Can you describe your current role, and what responsibilities do you undertake?
I am presently working as Group CIO (SFO Technologies-NeST Group) with more than 25 years of working experience. As the technology leader, I drive digital transformation by leveraging emerging technology and innovations and establishing a strong ENTERPRISE/INFORMATION/CYBER-SECURITY poster for the enterprise. My business exposure spans industry verticals such as hospitality, airline and airport operations, travel and tour, supply chain, logistics, transportation, manufacturing, R&D, and IT services. I believe in continuous learning and look to leverage expertise in PMI/PMP/Scrum-Agile/ITIL/Dev-Ops/BA/EA principles with a proven track record in rolling out D365, F&O, SCM, CRM, SAP FICO, MM, and SuccessFactors. Winner of over 20+ awards for leadership in innovation, data analytics, strategic project delivery, and value creation.
How will you describe your journey in the cybersecurity industry?
My journey in the cybersecurity industry began in the early 2000s, when I was the first mobile and wireless engineer at Emirates Airline. I played a key role in designing and documenting a Wireless Security Standard, which at the time already incorporated advanced concepts like multi-factor authentication, device authentication, personal authentication, and a strong AAA (Authentication, Authorization, and Accounting) framework. Since then, I have continuously evolved with the industry, gaining expertise in various security technologies, refining processes, and adhering to evolving standards and certifications. Today, I oversee enterprise security, managing both internal and external threats, implementing layered security architectures, and working closely with regulatory bodies to ensure compliance. It’s been an exciting and challenging journey, navigating the ever-changing landscape of cybersecurity.
If you could make one recommendation to the next generation of cybersecurity leaders, what would it be?
If I could offer one recommendation to the next generation of cybersecurity leaders, it would be to stay alert, adaptable, and committed to continuous learning. The threats you’ll face in the future are constantly evolving, and many won’t have established solutions or any books written on them yet. It’s crucial to embrace uncertainty, think critically, and devise innovative solutions when conventional methods fall short. Collaboration across teams and industries will be essential, as cybersecurity is a collective effort.

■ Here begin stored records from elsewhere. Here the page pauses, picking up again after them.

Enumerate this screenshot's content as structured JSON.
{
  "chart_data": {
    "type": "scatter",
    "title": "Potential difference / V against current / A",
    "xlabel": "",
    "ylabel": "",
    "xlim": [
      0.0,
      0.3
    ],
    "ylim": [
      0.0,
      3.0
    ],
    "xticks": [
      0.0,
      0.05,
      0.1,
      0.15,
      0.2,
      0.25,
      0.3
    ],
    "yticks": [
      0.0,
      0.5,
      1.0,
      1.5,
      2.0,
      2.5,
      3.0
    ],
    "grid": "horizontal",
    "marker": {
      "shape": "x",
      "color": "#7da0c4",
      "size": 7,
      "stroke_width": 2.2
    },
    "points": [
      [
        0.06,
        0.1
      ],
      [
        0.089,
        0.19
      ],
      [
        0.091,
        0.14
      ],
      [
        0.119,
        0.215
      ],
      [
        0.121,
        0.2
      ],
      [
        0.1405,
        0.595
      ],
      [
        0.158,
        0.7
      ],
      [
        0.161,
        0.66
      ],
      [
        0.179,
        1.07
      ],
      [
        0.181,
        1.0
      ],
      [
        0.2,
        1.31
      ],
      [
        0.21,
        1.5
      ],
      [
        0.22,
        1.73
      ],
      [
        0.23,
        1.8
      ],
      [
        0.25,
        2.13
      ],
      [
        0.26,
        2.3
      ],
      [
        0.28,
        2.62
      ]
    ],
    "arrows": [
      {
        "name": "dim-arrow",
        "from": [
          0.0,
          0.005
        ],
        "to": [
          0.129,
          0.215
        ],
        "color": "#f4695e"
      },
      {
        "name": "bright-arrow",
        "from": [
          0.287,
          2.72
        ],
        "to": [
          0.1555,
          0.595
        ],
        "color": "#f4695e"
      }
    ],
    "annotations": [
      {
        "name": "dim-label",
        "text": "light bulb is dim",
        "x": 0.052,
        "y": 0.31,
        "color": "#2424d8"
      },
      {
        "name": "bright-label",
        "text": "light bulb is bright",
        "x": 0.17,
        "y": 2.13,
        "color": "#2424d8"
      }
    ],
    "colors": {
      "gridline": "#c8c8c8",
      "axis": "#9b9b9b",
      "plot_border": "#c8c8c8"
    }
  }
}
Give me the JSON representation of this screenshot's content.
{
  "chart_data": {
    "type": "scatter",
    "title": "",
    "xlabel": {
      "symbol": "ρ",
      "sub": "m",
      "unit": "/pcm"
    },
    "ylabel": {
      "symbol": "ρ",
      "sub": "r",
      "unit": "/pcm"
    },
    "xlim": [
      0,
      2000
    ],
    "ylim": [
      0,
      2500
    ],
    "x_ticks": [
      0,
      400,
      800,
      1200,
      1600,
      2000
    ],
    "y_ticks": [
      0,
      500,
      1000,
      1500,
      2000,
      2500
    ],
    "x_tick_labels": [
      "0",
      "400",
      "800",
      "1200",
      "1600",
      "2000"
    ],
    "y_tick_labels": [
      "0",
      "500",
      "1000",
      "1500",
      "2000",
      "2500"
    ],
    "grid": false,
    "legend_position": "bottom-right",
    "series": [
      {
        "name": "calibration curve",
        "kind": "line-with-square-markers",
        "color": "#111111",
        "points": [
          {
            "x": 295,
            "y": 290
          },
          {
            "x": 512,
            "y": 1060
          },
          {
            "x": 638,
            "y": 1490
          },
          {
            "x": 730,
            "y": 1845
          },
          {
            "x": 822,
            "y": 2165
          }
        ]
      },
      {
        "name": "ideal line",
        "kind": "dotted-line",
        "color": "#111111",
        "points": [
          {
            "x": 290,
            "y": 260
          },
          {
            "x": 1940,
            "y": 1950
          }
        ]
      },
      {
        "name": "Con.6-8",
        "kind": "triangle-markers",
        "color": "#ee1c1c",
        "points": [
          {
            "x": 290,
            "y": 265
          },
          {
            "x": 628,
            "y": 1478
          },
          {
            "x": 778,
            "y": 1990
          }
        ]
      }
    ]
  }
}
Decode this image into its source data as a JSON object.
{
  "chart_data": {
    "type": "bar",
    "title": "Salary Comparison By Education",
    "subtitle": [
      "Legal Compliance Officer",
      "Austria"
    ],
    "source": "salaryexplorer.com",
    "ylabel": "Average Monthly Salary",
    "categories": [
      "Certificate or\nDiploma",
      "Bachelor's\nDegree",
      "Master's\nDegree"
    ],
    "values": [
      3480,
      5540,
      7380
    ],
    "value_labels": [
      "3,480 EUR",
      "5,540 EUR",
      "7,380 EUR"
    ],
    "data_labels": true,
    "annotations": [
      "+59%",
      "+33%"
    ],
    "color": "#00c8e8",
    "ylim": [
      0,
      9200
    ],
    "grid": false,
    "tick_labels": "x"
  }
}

Focus on building resilient systems that prioritize detection and rapid recovery rather than striving for perfection.
How do you stay current with the latest security threats and technologies?
I stay current with the latest security threats and technologies through a combination of strategies. First, I actively engage with a strong partner ecosystem, collaborating with vendors and industry experts who provide valuable insights into emerging threats and solutions. Attending cybersecurity conferences and seminars allows me to learn from thought leaders and gain exposure to cutting-edge technologies. I also maintain a daily watch on cybersecurity news portals, staying informed on the latest vulnerabilities, breaches, and defense mechanisms. Networking with peers in the industry, as well as learning from internal experiences, provides practical perspectives on handling threats in real-world scenarios. Additionally, ongoing security awareness and risk assessments within my organization help identify potential gaps and reinforce our defense strategies.
Can you discuss a time when you had to handle a security incident, and what steps you took to resolve it?
Throughout my career, I have handled numerous security incidents, from the Nimda attack in 2001 to more recent ransomware threats. While specifics cannot be disclosed, the approach has always been consistent: follow a proven methodology of identify, isolate, communicate, and resolve, often leveraging frameworks like MITRE ATT&CK. The key steps include preparing with a solid Incident Response Plan (IRP), detecting anomalies through continuous monitoring, containing threats by isolating affected systems, eradicating the root cause through patching and removal, and recovering systems to their pre-incident state. Post-incident, it’s critical to document the process, communicate with stakeholders, and update the IRP based on lessons learned. Speed, coordination, and communication are vital, ensuring that each incident is handled swiftly and effectively to minimize impact.